Citext extension and making case-insensitive columns in PostGresQL

Building off of this older post:

What I need to do is to create a few case-insensitive columns in PostGres. I’ve been following this post: Case insensitive column in Phoenix | Adam Niedzielski but somehow I always seem to find a way to take something off the rails.

In particular, it seems that any citext column cannot specify a maximum length.

Here is my schema that works, but note that for all the citext fields, I can’t specify a length.

defmodule :"Elixir.Languages.Repo.Migrations.Languages" do
  use Ecto.Migration

  def change do
    execute "CREATE EXTENSION citext", "DROP EXTENSION citext"

    create table(:languages, primary_key: false) do
      add :id, :citext, null: false, primary_key: true  # 2-character ISO 639_1
      add :code_639_2t, :citext, null: false
      add :code_639_2b, :citext, null: false
      add :name, :string, size: 80, null: false
    end

    # Ensure case insensitivity for ISO identifiers
    create index(:languages, ["lower(id)"], name: :languages_index, unique: true)
    create index(:languages, ["lower(code_639_2t)"], name: :languages_639_2t_index, unique: true)
    create index(:languages, ["lower(code_639_2b)"], name: :languages_639_2b_index, unique: true)

  end
end

Before I tried the citext, I used strings with specific character limits:

add :id, :string, size: 2, null: false, primary_key: true  # 2-character ISO 639_1
add :code_639_2t, :string, size: 3, null: false
add :code_639_2b, :string, size: 3, null: false
add :name, :string, size: 80, null: false

So I guess what really bothers me about citext is that it’s essentially a TEXT field, not a simple String or VARCHAR type field.
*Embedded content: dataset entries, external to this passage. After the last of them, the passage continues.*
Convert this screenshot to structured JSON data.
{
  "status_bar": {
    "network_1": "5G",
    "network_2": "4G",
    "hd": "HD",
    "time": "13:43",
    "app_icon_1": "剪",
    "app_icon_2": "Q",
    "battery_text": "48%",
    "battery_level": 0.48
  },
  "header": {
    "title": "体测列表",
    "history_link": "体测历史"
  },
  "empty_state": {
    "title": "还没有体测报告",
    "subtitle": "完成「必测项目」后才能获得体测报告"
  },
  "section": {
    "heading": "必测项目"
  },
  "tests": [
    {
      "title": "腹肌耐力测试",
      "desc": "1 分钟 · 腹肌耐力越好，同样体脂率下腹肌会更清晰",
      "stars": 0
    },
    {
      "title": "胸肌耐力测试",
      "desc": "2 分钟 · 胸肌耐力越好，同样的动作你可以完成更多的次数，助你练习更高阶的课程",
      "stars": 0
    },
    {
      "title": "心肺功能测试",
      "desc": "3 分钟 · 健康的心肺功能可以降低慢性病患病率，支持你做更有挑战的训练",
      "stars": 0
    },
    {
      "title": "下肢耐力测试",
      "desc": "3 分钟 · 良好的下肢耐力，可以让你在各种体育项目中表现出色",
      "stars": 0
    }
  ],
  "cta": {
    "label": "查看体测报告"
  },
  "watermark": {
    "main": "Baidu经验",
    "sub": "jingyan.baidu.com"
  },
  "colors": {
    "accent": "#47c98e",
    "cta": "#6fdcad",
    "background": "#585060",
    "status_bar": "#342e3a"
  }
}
In MySQL, the text fields could be a source of inefficiencies and they seem overblown for storing 3-character strings. Does anyone have thoughts or reassurances for dealing with this?

In PostgreSQL text data type is preferred over VARCHAR and in practice more performant, but you should not leave a text or citext field for end users without a constraint on maximum value size.

2 Likes

Interesting. Thanks for the tip! In my case, my Ecto schema has some validations that restrict the input size, so I think I’m good. I am just so used to having the database be the ultimate source on all limits and constraints that it feels weird to rely on the application layer for this, even for something as trivial as size limits.
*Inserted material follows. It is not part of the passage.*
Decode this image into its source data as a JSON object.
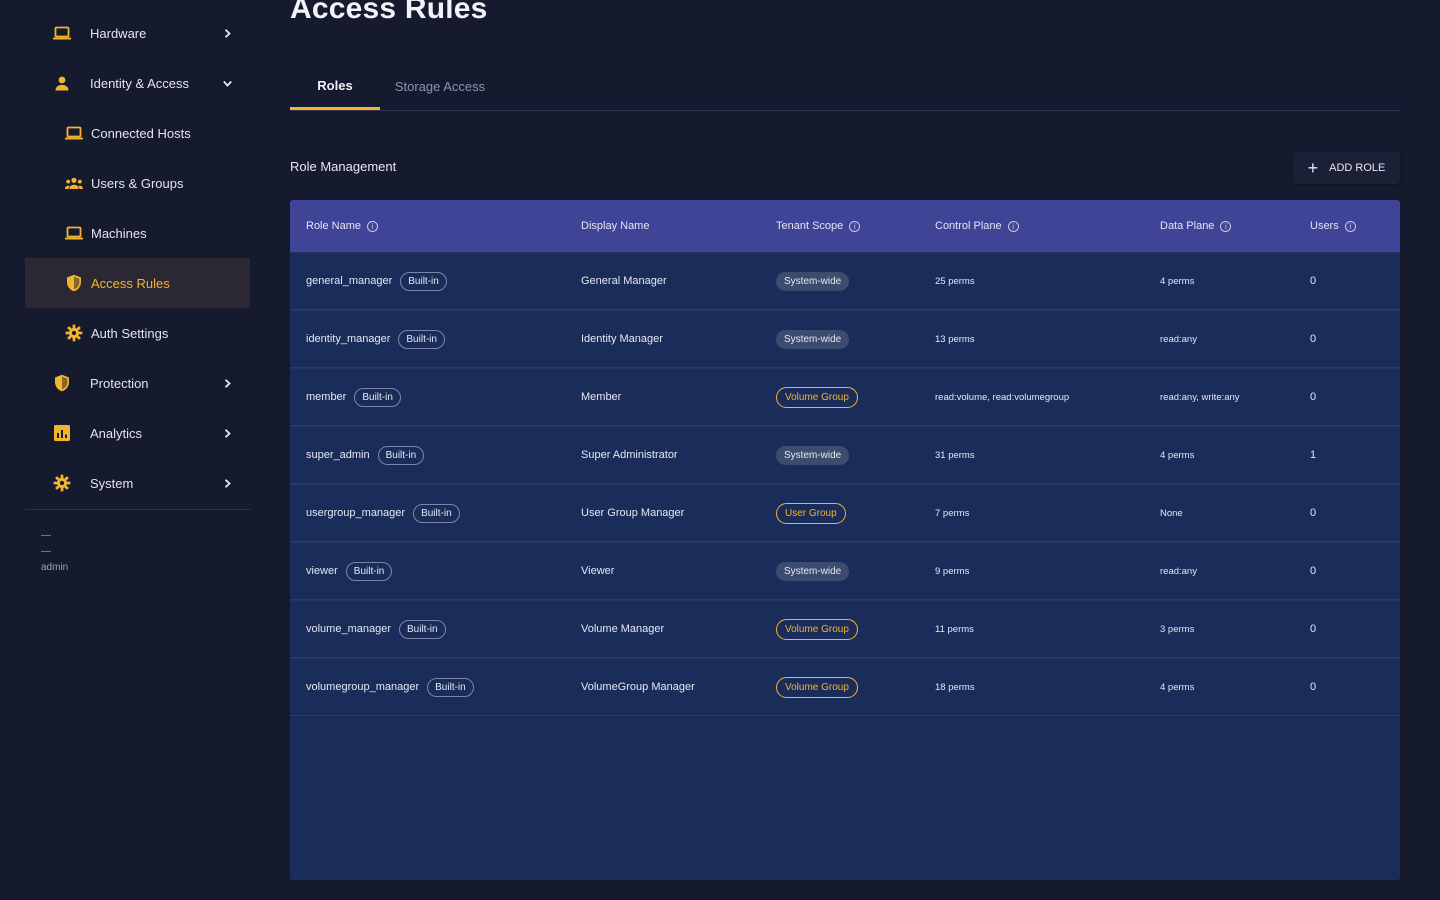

Character limits on varchar columns are implemented as a check constraint on a text column. If you want to guarantee a limit in the database you can do the same thing with a length check on a citext type instead.

2 Likes

The plot thickened a bit when I tried to build this into Docker. When I have
execute "CREATE EXTENSION citext", "DROP EXTENSION citext"
in my migrations, bringing up the docker-compose stack produces this error:

Evaluation failed with: ERROR 42710 (duplicate_object) extension "citext" already exists

Solution is simple enough:

execute "CREATE EXTENSION IF NOT EXISTS citext", "DROP EXTENSION citext"

2 Likes